I found I was part of a very interesting cohort. Each of us were from different regions of academia, such as physics, biography, medical, bio-chemistry, geography etc. I enjoyed the self-introduction made by everyone from different research. The Lightning Rounds, which is a workshop where everyone shared their research, really opened my eyes to new ways researchers used HPC in their studies. I was amazed to see how supercomputing played such a varied and important role across a broad range contemporary scientific research.

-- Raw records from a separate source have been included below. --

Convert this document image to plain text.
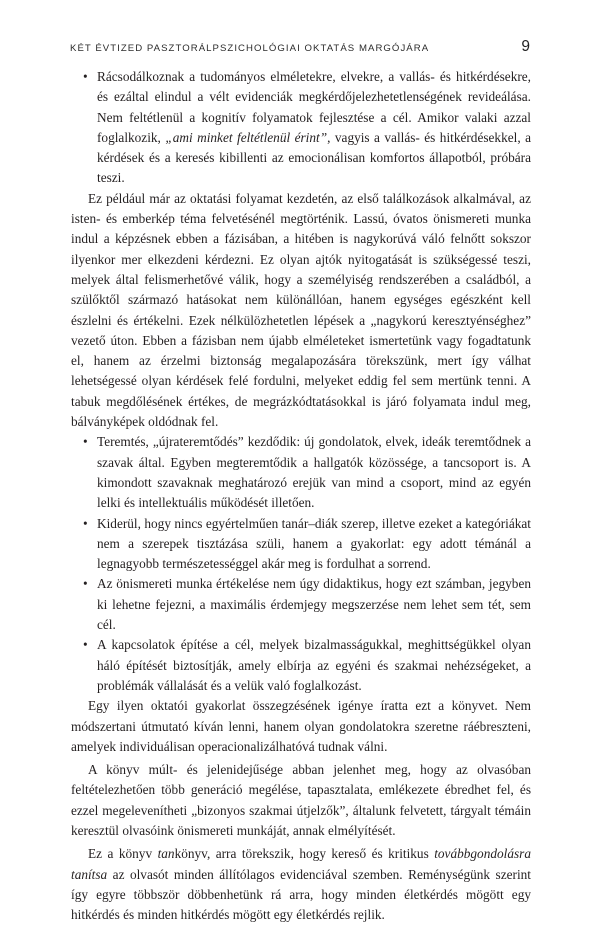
KÉT ÉVTIZED PASZTORÁLPSZICHOLÓGIAI OKTATÁS MARGÓJÁRA	9
• Rácsodálkoznak a tudományos elméletekre, elvekre, a vallás- és hitkérdésekre, és ezáltal elindul a vélt evidenciák megkérdőjelezhetetlenségének revideálása. Nem feltétlenül a kognitív folyamatok fejlesztése a cél. Amikor valaki azzal foglalkozik, „ami minket feltétlenül érint”, vagyis a vallás- és hitkérdésekkel, a kérdések és a keresés kibillenti az emocionálisan komfortos állapotból, próbára teszi.

Ez például már az oktatási folyamat kezdetén, az első találkozások alkalmával, az isten- és emberkép téma felvetésénél megtörténik. Lassú, óvatos önismereti munka indul a képzésnek ebben a fázisában, a hitében is nagykorúvá váló felnőtt sokszor ilyenkor mer elkezdeni kérdezni. Ez olyan ajtók nyitogatását is szükségessé teszi, melyek által felismerhetővé válik, hogy a személyiség rendszerében a családból, a szülőktől származó hatásokat nem különállóan, hanem egységes egészként kell észlelni és értékelni. Ezek nélkülözhetetlen lépések a „nagykorú keresztyénséghez” vezető úton. Ebben a fázisban nem újabb elméleteket ismertetünk vagy fogadtatunk el, hanem az érzelmi biztonság megalapozására törekszünk, mert így válhat lehetségessé olyan kérdések felé fordulni, melyeket eddig fel sem mertünk tenni. A tabuk megdőlésének értékes, de megrázkódtatásokkal is járó folyamata indul meg, bálványképek oldódnak fel.

• Teremtés, „újrateremtődés” kezdődik: új gondolatok, elvek, ideák teremtődnek a szavak által. Egyben megteremtődik a hallgatók közössége, a tancsoport is. A kimondott szavaknak meghatározó erejük van mind a csoport, mind az egyén lelki és intellektuális működését illetően.
• Kiderül, hogy nincs egyértelműen tanár–diák szerep, illetve ezeket a kategóriákat nem a szerepek tisztázása szüli, hanem a gyakorlat: egy adott témánál a legnagyobb természetességgel akár meg is fordulhat a sorrend.
• Az önismereti munka értékelése nem úgy didaktikus, hogy ezt számban, jegyben ki lehetne fejezni, a maximális érdemjegy megszerzése nem lehet sem tét, sem cél.
• A kapcsolatok építése a cél, melyek bizalmasságukkal, meghittségükkel olyan háló építését biztosítják, amely elbírja az egyéni és szakmai nehézségeket, a problémák vállalását és a velük való foglalkozást.

Egy ilyen oktatói gyakorlat összegzésének igénye íratta ezt a könyvet. Nem módszertani útmutató kíván lenni, hanem olyan gondolatokra szeretne ráébreszteni, amelyek individuálisan operacionalizálhatóvá tudnak válni.

A könyv múlt- és jelenidejűsége abban jelenhet meg, hogy az olvasóban feltételezhetően több generáció megélése, tapasztalata, emlékezete ébredhet fel, és ezzel megelevenítheti „bizonyos szakmai útjelzők”, általunk felvetett, tárgyalt témáin keresztül olvasóink önismereti munkáját, annak elmélyítését.

Ez a könyv tankönyv, arra törekszik, hogy kereső és kritikus továbbgondolásra tanítsa az olvasót minden állítólagos evidenciával szemben. Reménységünk szerint így egyre többször döbbenhetünk rá arra, hogy minden életkérdés mögött egy hitkérdés és minden hitkérdés mögött egy életkérdés rejlik.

My favorite part was when Dr. Sinkovits introduced the history of this center and gave us a tour of the Comet supercomputer. It was amazing to be in the same room with a petascale supercomputer with almost 2,000 nodes.
The five-day training exposed me to a number of topics, including version control with git for programming, introduction to science gateways, introduction to containers for scientific and High-Performance Computing, scientific visualization, GPU computing, parallel computing using MPI, and introduction to research data management. These courses provided a “big picture” for using parallel computing and associated data management, data visualization, and version control for programming.
Even though the courses were a sort of introduction to the cutting-edge technology and science pertaining to parallel computing, I was exposed to a lot of new, powerful and useful knowledge. Back at CAGIS, I feel now that I can better leverage our computing resources to conduct the study in spatial problems in geographic information science (GIS), challenges that face similar computational- and big data- challenges.
Thanks for the travel support by Dr. Tang’s grant: DeepHyd: A Deep Learning-based Artificial Intelligence Approach for the Automated Classification of Hydraulic Structures from LiDAR and Sonar Data funded by NCDOT.